La niña permaneció callada y miró a un lado como si rehuyera la respuesta.
—¿Y con tu abuelo Casio?
La niña frunció el ceño, pero no contestó.
—Entonces ¿prefieres quedarte aquí con Angelina?
—Yo quiero ir con mi mamá y con mi papá.
—¿Y la tía Ana? ¿Te gusta la tía Ana?
La niña asintió con la cabeza.
—Pobrecita mi niña —dijo Mariana muy cariñosamente—. Te vamos a cuidar mucho, preciosa, como te cuidaba tu mamá, hasta que ella pueda venir a estar contigo.

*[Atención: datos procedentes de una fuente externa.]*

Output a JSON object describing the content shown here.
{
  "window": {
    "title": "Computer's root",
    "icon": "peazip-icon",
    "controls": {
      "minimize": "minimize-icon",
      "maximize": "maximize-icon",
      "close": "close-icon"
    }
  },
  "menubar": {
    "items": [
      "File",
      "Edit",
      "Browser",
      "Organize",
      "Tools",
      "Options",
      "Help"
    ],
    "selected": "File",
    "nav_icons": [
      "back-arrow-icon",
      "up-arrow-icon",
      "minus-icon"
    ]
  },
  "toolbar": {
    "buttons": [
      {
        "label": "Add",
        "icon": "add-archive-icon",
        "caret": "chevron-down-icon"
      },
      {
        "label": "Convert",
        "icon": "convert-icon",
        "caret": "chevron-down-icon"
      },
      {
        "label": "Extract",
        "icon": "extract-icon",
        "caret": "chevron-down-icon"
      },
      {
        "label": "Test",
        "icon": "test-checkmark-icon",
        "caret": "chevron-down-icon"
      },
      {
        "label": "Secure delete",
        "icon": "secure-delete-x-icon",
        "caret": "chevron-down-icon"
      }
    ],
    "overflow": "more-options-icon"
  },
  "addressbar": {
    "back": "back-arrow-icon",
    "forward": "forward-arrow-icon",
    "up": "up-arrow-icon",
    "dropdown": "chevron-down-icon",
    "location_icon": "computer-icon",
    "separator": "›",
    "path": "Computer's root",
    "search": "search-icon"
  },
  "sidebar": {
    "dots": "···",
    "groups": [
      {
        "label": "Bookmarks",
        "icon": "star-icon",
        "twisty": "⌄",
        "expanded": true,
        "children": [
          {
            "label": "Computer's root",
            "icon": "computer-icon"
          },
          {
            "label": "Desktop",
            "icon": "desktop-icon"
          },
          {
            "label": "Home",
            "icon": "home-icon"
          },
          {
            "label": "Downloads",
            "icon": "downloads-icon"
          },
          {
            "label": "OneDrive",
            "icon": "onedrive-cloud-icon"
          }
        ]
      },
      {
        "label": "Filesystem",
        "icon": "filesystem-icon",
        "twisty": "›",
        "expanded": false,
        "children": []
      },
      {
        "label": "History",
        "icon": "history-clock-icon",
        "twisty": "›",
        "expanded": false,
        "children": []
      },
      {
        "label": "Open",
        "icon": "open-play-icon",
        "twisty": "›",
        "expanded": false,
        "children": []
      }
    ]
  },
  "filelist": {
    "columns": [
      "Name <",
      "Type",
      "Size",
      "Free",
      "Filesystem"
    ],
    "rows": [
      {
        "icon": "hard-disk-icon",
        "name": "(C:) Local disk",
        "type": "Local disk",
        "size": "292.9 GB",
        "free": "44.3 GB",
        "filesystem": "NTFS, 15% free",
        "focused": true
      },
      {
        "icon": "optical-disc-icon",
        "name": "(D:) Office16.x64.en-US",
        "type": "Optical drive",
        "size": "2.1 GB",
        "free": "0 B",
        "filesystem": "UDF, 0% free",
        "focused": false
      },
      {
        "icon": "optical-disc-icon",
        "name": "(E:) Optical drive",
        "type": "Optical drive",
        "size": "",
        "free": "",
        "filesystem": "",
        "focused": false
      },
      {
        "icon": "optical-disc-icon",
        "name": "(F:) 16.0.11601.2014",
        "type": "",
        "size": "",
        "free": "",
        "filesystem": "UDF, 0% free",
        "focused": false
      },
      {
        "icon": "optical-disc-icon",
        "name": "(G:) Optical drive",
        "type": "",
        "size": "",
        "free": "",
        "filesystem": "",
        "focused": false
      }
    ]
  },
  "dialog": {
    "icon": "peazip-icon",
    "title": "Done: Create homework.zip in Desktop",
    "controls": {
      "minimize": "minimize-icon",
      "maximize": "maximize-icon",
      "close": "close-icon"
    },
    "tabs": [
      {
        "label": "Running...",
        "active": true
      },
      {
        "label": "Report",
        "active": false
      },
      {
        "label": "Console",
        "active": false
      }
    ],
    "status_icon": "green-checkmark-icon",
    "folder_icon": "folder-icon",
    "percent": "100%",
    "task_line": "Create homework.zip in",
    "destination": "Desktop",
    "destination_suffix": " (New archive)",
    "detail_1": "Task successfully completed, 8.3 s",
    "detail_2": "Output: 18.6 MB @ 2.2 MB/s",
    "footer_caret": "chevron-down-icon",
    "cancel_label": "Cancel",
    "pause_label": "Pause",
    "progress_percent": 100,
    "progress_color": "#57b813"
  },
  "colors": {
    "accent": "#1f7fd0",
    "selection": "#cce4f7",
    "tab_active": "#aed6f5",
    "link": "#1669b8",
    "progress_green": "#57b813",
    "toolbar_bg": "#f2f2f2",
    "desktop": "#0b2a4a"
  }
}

Cecilia empezó a hacer pucheros.
—Mi mami lloraba y me cogió muy fuerte y me manchó de sangre —dijo de pronto con la voz entrecortada.
Mariana la tomó entre sus brazos y la meció para consolarla.
—No llores, preciosa. No pasa nada; tranquila, tranquila…
La niña le echó a su vez los brazos al cuello y se consolaron mutuamente. Angelina apareció a la puerta de la habitación.
—Qué pena da, señorita, esta pobrina —dijo dirigiéndose a Mariana—. Está todo el día como de mantequilla.
—Es natural, Angelina, con lo que ha pasado la infeliz. Voy a quedarme un rato con ella y luego quiero hablar un momento con usted antes de irme.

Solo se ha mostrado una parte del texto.